The Stony Brook, N.Y.-based player wrote that poker is welcoming to different races and genders, but yet there is not one high-profile gay male player. Somerville decided he would become the first.
“I always knew I wasn’t straight, but I never spoke a word of it for twenty two years, and nobody really ever knew otherwise,” Somerville writes.” I dated women exclusively through my teens and early 20s, doing my best to convince myself that it wasn’t something I had to pursue, that maybe I’d grow out of it, that I’d be happier with women anyway, that I just should focus on other things.
After a lot of struggling and a lot of anxiety, I eventually came out to one of my close friends when I was 22. That same year, the second and third people I came out to were my parents (probably the hardest thing I’ve ever done), from which I basically received the not-exactly-what-I-needed reaction of ‘keep it to yourself, don’t tell anyone.’ I told very few people from then until I was 24 (by the way, my parents are way better now).”
Somerville says he decided to begin putting his happiness his first and making money second (he won nearly half a million dollars at the 2011 World Series of Poker, playing No-Limit, Hold ‘Em).

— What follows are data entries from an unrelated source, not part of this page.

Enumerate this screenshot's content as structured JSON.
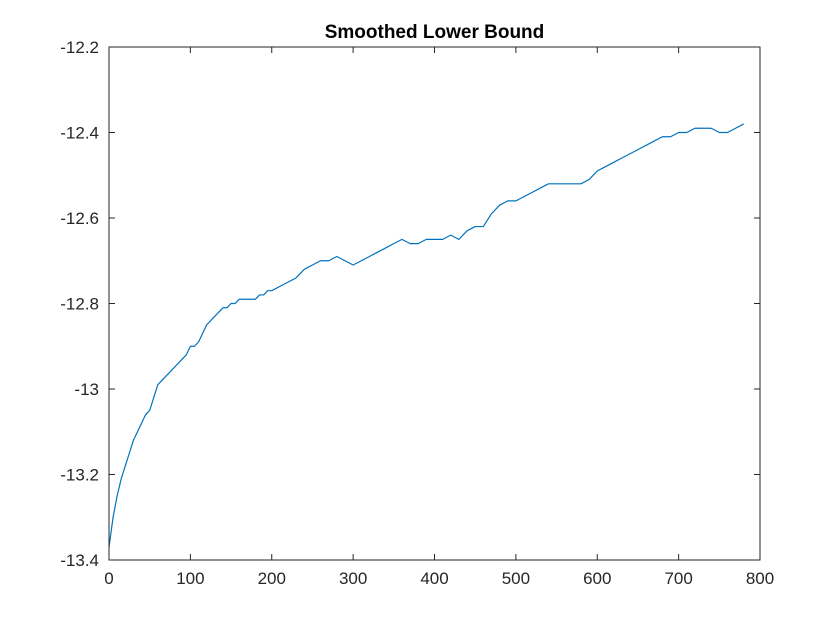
{
  "chart_data": {
    "type": "line",
    "title": "Smoothed Lower Bound",
    "xlabel": "",
    "ylabel": "",
    "xlim": [
      0,
      800
    ],
    "ylim": [
      -13.4,
      -12.2
    ],
    "xticks": [
      0,
      100,
      200,
      300,
      400,
      500,
      600,
      700,
      800
    ],
    "xtick_labels": [
      "0",
      "100",
      "200",
      "300",
      "400",
      "500",
      "600",
      "700",
      "800"
    ],
    "yticks": [
      -12.2,
      -12.4,
      -12.6,
      -12.8,
      -13,
      -13.2,
      -13.4
    ],
    "ytick_labels": [
      "-12.2",
      "-12.4",
      "-12.6",
      "-12.8",
      "-13",
      "-13.2",
      "-13.4"
    ],
    "grid": false,
    "line_color": "#0072BD",
    "series": [
      {
        "x": [
          0,
          5,
          10,
          15,
          20,
          25,
          30,
          35,
          40,
          45,
          50,
          55,
          60,
          65,
          70,
          75,
          80,
          85,
          90,
          95,
          100,
          105,
          110,
          115,
          120,
          125,
          130,
          135,
          140,
          145,
          150,
          155,
          160,
          165,
          170,
          175,
          180,
          185,
          190,
          195,
          200,
          210,
          220,
          230,
          240,
          250,
          260,
          270,
          280,
          290,
          300,
          310,
          320,
          330,
          340,
          350,
          360,
          370,
          380,
          390,
          400,
          410,
          420,
          430,
          440,
          450,
          460,
          470,
          480,
          490,
          500,
          510,
          520,
          530,
          540,
          550,
          560,
          570,
          580,
          590,
          600,
          610,
          620,
          630,
          640,
          650,
          660,
          670,
          680,
          690,
          700,
          710,
          720,
          730,
          740,
          750,
          760,
          770,
          780
        ],
        "y": [
          -13.37,
          -13.3,
          -13.25,
          -13.21,
          -13.18,
          -13.15,
          -13.12,
          -13.1,
          -13.08,
          -13.06,
          -13.05,
          -13.02,
          -12.99,
          -12.98,
          -12.97,
          -12.96,
          -12.95,
          -12.94,
          -12.93,
          -12.92,
          -12.9,
          -12.9,
          -12.89,
          -12.87,
          -12.85,
          -12.84,
          -12.83,
          -12.82,
          -12.81,
          -12.81,
          -12.8,
          -12.8,
          -12.79,
          -12.79,
          -12.79,
          -12.79,
          -12.79,
          -12.78,
          -12.78,
          -12.77,
          -12.77,
          -12.76,
          -12.75,
          -12.74,
          -12.72,
          -12.71,
          -12.7,
          -12.7,
          -12.69,
          -12.7,
          -12.71,
          -12.7,
          -12.69,
          -12.68,
          -12.67,
          -12.66,
          -12.65,
          -12.66,
          -12.66,
          -12.65,
          -12.65,
          -12.65,
          -12.64,
          -12.65,
          -12.63,
          -12.62,
          -12.62,
          -12.59,
          -12.57,
          -12.56,
          -12.56,
          -12.55,
          -12.54,
          -12.53,
          -12.52,
          -12.52,
          -12.52,
          -12.52,
          -12.52,
          -12.51,
          -12.49,
          -12.48,
          -12.47,
          -12.46,
          -12.45,
          -12.44,
          -12.43,
          -12.42,
          -12.41,
          -12.41,
          -12.4,
          -12.4,
          -12.39,
          -12.39,
          -12.39,
          -12.4,
          -12.4,
          -12.39,
          -12.38
        ]
      }
    ]
  }
}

“As 2011 continued on, and my mindset became more focused on being happy, I pushed myself to make the changes I wanted,” he writes. “I started being more and more open, telling more and more people, and eventually started dating. I became more empowered by the growing personal freedoms I felt as I increasingly was just myself by default, less and less often censoring my thoughts, desires, and feelings. The small personal ‘victories’ piled up, I gained a lot of forward momentum, and the positive changes started to snowball … and here we are now, writing this post. I’m totally open in my personal life, in an amazing relationship that means a great deal to me, and bottom line, I’m honestly happier now than I’ve ever been.”